A été également soulignée la problématique du logement. Rien qu'en Île-de-France, 15 000 enfants seraient hébergés en centres d'hébergements d'urgence et en hôtels sociaux (ce qui pose aussi des problèmes de transports, en termes de distance et de coûts pour les familles) : 50 % ont moins de trois ans, 11 % ne sont pas scolarisés. Marie-George Buffet (GDR) plaide pour une loi qui interdirait l'expulsion de familles dont les enfants sont inscrits à l'école. Selon la première, il y aurait eu 24 000 expulsions en 2016, un "chiffre record", expulsions qui vont à nouveau "recommencer".

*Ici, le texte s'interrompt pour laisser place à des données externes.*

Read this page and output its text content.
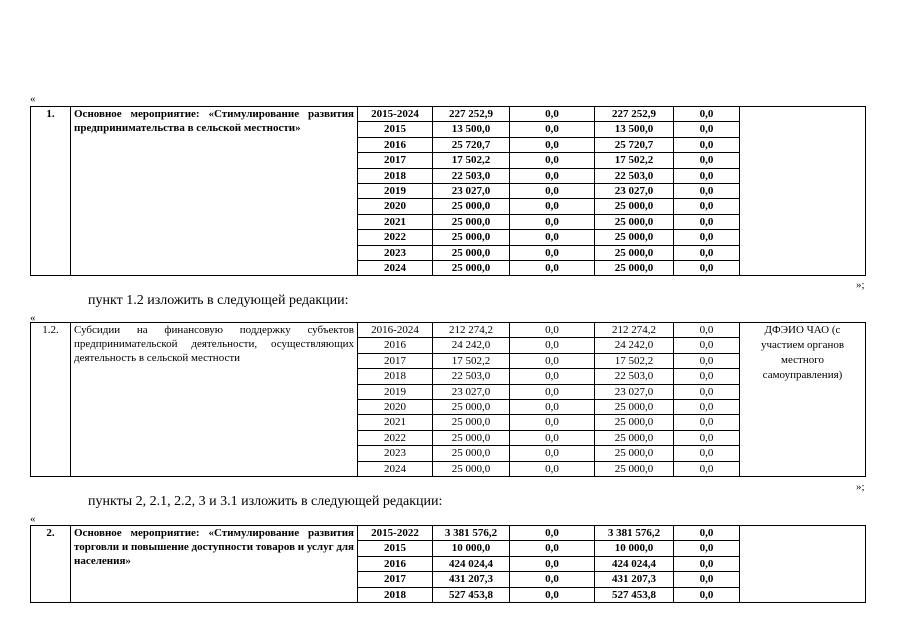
«
1.	Основное мероприятие: «Стимулирование развития предпринимательства в сельской местности»	2015-2024	227 252,9	0,0	227 252,9	0,0	
		2015	13 500,0	0,0	13 500,0	0,0	
		2016	25 720,7	0,0	25 720,7	0,0	
		2017	17 502,2	0,0	17 502,2	0,0	
		2018	22 503,0	0,0	22 503,0	0,0	
		2019	23 027,0	0,0	23 027,0	0,0	
		2020	25 000,0	0,0	25 000,0	0,0	
		2021	25 000,0	0,0	25 000,0	0,0	
		2022	25 000,0	0,0	25 000,0	0,0	
		2023	25 000,0	0,0	25 000,0	0,0	
		2024	25 000,0	0,0	25 000,0	0,0	
»;
пункт 1.2 изложить в следующей редакции:
«
1.2.	Субсидии на финансовую поддержку субъектов предпринимательской деятельности, осуществляющих деятельность в сельской местности	2016-2024	212 274,2	0,0	212 274,2	0,0	ДФЭИО ЧАО (с участием органов местного самоуправления)
		2016	24 242,0	0,0	24 242,0	0,0	
		2017	17 502,2	0,0	17 502,2	0,0	
		2018	22 503,0	0,0	22 503,0	0,0	
		2019	23 027,0	0,0	23 027,0	0,0	
		2020	25 000,0	0,0	25 000,0	0,0	
		2021	25 000,0	0,0	25 000,0	0,0	
		2022	25 000,0	0,0	25 000,0	0,0	
		2023	25 000,0	0,0	25 000,0	0,0	
		2024	25 000,0	0,0	25 000,0	0,0	
»;
пункты 2, 2.1, 2.2, 3 и 3.1 изложить в следующей редакции:
«
2.	Основное мероприятие: «Стимулирование развития торговли и повышение доступности товаров и услуг для населения»	2015-2022	3 381 576,2	0,0	3 381 576,2	0,0	
		2015	10 000,0	0,0	10 000,0	0,0	
		2016	424 024,4	0,0	424 024,4	0,0	
		2017	431 207,3	0,0	431 207,3	0,0	
		2018	527 453,8	0,0	527 453,8	0,0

En matière d'actions à mener au niveau de l'organisation pédagogique à l'école, Marie Aleth Grard a rappelé l'une des préconisations qui avait été faite dans l'avis du CESE dont elle était rapporteure, "Une école de la réussite pour tous" : renforcer la scolarisation des 2 ans. Véronique Decker souligne les bons résultats qui avaient été observés dans sa commune alors qu'en 1999, 38 % des enfants de moins de 3 ans étaient scolarisés à Bobigny, en majorité les plus défavorisés, "les autres allant en crèche". L'étude des résultats au CE2 avait montré "une égalité de résultats entre les scolarisés à moins de 3 ans et ceux qui étaient allés en crèche" et, en revanche, "un vrai différentiel avec ceux qui n'avaient faits ni l'un ni l'autre". Elle est irritée à l'idée d'une énième expérimentation sur le sujet alors que celles-ci se font et se refont au fur et à mesure que les rapport sont "enterrés".

Travailler à rapprocher enseignants et parents pour résoudre les "conflits de loyauté"

Autre recommandation également faite il y a deux ans par le CESE et réitérée par Marie Aleth Grard, former les enseignants "à la connaissance des différents milieux sociaux" pour faire face à une "évolution majeure : ces derniers n'habitent plus dans le quartier où ils enseignent". Formations qui permettraient de faciliter les échanges avec les parents et un travail pour permettre aux parents de parler "à égale dignité" avec les enseignants. Cela permettrait aussi de résoudre les "conflits de loyauté" auxquels sont confrontés ces enfants : "la peur de trahir leur famille", alors qu'ils entendent des langages différents à l'école et chez eux et font face à des habitudes différentes, les "empêche de rentrer dans les apprentissages", constate en effet la représentante d'ATD Quart Monde.

Enfin, pour contourner les stratégies d'évitement et favoriser la mixité sociale, dont Jean-Paul Delahaye estime qu'elle ne nuit pas, au vu des études menées sur cette question, à ceux qui réussissent, George Pau-Langevin suggère de son côté de prendre exemple sur des initiatives telles que le développement d'écoles-orchestres ou encore celle instaurée par un établissement en Bretagne où toute la pédagogie est faite en anglais, modèles qui peuvent "inciter les familles 'bobos' à inscrire leurs enfants" dans ces établissements.

Les trois invités se sont accordés par ailleurs pour saluer les mesures "CP dédoublés" et "devoirs faits". En revanche, pour Jean-Paul Delahaye, enlever une matinée de classe peut, selon lui, contribuer à réduire l'ensemble des efforts à néant.